Did he just correct my pronunciation? I think he just did! No, no no no this would not stand. I wont be out-pronounced. I'm a waiter on holiday but I'm still a waiter and have standards to maintain and the pronunciation of espresso is a bugbear of mine. So staring him right between the eyes, which wasn't easy what with my own eyes being drawn to his thick hairy monobrow, I hit right back with,
"Un espresso." And turned to indicate that our "conversation" was over.
But I was up against a champion of the sneery last retort.
"Oui monsieur, un expresso, straight away."
Oh it was on.
"Espresso", says I with steely, and childish, determination.
"Un expresso, monsieur." And before I could elevate this from a sorry spat to a fully fledged slap-fest Little Miss Manuel arrived back from the toilet and casually asked the waiter for a cafe au lait.
Turning all charming and dropping the grimace and malice from his voice he pulled out her seat and finished with, "Un cafe au lait for Mademoiselle and un expresso for Monsieur." He stared right at me with a right cuntish grin as he said it too. And with that the crafty Gallic fucker was away.
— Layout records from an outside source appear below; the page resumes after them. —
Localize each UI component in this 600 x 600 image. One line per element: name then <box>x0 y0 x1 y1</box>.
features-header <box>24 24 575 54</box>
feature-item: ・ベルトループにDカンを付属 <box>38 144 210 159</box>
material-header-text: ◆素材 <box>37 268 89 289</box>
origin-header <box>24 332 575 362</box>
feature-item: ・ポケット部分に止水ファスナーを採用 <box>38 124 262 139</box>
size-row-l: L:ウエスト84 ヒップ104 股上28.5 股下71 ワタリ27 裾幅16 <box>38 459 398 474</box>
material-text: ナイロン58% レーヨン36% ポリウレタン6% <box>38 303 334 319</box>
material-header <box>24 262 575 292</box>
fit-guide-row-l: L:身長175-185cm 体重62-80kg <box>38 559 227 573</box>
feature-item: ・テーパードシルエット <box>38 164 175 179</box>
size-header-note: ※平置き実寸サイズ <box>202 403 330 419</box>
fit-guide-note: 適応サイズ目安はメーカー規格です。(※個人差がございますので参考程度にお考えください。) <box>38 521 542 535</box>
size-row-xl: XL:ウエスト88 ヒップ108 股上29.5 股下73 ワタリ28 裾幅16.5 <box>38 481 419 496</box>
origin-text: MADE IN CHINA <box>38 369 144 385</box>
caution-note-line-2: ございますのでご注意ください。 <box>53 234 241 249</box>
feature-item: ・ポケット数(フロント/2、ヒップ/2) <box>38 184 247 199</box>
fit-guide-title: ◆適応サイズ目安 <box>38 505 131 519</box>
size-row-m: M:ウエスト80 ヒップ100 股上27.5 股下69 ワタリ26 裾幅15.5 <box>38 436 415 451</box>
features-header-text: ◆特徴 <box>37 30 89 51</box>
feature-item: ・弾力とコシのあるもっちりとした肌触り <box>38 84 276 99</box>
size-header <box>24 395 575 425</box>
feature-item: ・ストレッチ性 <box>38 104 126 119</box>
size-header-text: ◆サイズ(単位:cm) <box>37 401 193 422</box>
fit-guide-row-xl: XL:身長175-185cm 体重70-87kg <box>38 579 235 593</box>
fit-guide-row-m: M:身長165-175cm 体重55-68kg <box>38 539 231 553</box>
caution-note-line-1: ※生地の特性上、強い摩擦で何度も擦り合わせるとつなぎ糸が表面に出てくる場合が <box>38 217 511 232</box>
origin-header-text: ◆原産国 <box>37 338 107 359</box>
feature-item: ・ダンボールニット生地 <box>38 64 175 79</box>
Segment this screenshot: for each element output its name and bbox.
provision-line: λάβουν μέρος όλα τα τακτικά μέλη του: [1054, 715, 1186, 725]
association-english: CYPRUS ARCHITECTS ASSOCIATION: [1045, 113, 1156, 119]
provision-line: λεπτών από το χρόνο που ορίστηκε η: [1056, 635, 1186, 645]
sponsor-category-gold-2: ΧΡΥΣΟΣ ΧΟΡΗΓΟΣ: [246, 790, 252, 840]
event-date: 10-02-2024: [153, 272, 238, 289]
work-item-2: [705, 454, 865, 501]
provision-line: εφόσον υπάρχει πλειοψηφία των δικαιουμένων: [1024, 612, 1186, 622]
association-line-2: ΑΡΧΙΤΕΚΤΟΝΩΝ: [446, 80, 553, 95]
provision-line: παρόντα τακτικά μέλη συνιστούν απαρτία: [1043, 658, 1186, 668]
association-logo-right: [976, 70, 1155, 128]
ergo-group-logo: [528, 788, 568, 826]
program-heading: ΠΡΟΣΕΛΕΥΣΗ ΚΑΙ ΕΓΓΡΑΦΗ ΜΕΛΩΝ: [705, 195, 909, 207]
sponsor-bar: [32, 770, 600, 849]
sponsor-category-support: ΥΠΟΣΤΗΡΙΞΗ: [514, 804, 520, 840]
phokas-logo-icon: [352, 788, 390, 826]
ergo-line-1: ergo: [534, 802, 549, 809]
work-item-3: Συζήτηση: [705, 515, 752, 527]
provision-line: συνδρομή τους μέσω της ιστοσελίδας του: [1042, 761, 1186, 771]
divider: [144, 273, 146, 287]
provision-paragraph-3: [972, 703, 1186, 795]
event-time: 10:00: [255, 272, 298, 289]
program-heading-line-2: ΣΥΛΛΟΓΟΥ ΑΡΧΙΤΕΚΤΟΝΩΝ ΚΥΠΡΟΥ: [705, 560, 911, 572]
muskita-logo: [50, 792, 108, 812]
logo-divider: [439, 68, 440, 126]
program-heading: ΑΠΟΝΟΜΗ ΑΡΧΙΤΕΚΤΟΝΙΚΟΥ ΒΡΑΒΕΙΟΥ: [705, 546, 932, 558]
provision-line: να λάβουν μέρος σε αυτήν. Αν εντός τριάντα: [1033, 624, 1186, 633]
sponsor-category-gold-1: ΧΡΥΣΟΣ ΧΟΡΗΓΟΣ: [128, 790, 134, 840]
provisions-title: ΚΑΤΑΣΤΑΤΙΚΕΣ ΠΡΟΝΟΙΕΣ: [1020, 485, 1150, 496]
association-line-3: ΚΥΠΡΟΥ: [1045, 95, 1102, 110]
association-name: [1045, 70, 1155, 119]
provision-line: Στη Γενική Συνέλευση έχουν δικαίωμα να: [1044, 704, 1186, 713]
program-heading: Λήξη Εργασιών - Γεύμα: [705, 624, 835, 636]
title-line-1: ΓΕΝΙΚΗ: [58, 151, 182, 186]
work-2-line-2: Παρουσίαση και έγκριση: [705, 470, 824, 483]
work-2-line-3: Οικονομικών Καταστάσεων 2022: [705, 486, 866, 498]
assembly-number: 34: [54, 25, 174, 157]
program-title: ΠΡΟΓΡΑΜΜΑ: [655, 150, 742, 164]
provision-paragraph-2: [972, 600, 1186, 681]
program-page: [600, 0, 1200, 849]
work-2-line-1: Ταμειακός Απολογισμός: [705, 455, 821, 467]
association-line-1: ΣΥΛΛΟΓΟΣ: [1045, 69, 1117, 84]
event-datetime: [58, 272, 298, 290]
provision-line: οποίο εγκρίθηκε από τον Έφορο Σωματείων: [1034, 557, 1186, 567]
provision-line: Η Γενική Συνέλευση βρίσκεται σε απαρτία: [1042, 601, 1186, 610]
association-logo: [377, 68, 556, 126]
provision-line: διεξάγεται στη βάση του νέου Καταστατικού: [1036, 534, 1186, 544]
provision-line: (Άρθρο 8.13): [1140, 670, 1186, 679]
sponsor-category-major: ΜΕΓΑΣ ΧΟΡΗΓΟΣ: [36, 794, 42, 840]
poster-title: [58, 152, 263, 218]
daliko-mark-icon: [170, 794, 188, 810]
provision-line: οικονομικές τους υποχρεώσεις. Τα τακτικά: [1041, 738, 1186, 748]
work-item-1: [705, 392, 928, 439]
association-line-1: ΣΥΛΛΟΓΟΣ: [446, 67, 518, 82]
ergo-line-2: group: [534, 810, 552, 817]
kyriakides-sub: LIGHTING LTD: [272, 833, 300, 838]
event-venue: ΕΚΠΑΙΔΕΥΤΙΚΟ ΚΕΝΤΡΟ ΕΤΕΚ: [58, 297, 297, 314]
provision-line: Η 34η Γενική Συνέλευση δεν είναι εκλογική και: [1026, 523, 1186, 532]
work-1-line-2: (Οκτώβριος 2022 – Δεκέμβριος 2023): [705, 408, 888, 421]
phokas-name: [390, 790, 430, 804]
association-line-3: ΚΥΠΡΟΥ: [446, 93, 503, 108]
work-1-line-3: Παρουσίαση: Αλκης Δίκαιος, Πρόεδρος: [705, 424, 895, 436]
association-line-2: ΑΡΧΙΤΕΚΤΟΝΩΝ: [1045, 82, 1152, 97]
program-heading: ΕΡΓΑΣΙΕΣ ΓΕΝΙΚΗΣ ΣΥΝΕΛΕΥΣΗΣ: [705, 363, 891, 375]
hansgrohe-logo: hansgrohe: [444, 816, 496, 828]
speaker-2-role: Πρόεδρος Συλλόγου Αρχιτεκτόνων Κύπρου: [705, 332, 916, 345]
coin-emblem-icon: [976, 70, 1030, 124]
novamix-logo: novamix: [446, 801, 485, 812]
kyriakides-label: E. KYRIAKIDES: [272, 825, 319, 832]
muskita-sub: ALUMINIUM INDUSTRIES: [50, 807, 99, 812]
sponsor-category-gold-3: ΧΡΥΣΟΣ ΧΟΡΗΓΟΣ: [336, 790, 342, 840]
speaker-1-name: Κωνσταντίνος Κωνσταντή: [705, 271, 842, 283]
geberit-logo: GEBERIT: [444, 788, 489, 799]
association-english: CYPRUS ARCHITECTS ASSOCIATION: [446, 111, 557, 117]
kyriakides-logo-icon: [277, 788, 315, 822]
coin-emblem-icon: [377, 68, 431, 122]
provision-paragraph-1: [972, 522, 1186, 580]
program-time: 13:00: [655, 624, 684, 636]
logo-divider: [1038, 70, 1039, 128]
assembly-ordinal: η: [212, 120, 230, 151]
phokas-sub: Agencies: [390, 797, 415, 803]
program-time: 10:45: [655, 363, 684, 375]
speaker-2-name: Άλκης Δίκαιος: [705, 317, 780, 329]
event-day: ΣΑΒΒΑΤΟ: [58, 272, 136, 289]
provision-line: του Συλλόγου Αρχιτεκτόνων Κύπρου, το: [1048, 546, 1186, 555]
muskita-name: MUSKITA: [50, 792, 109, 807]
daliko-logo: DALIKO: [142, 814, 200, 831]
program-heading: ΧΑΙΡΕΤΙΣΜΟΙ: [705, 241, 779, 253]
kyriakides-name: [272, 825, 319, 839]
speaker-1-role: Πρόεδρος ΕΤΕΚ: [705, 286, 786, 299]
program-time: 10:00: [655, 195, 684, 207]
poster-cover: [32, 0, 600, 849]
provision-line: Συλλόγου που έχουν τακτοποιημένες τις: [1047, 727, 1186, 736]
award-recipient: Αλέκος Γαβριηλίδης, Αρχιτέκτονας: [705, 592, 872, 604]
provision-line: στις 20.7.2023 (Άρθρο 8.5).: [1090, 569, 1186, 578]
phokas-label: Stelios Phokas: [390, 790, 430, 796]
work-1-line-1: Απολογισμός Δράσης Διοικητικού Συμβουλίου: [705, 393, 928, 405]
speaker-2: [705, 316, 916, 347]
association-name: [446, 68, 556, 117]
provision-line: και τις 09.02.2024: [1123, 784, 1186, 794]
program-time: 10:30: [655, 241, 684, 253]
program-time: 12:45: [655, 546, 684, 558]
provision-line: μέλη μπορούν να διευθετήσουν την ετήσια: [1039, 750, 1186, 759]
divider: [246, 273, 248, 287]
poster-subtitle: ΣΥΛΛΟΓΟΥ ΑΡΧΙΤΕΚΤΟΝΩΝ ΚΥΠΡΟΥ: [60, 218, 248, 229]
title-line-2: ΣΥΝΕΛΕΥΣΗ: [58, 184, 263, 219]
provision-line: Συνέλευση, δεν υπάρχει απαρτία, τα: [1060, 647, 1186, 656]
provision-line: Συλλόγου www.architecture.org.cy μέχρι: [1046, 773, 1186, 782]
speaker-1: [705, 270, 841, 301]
"Oh isn't he lovely" swooned LMM.
"Oh he's a real fucking peach", says I.
We were served by many waiters during our three and a half days in Paris. All of them were French and not one of them was under twenty years of age, in fact I'd say most of them were in their late twenties and early thirties. Some were much older than that. This says everything about the French attitude to service and to waiting as a profession. It is valued and regarded as a skill. And I applaud them for that and for their dazzling skills even if they cant pronounce espresso correctly.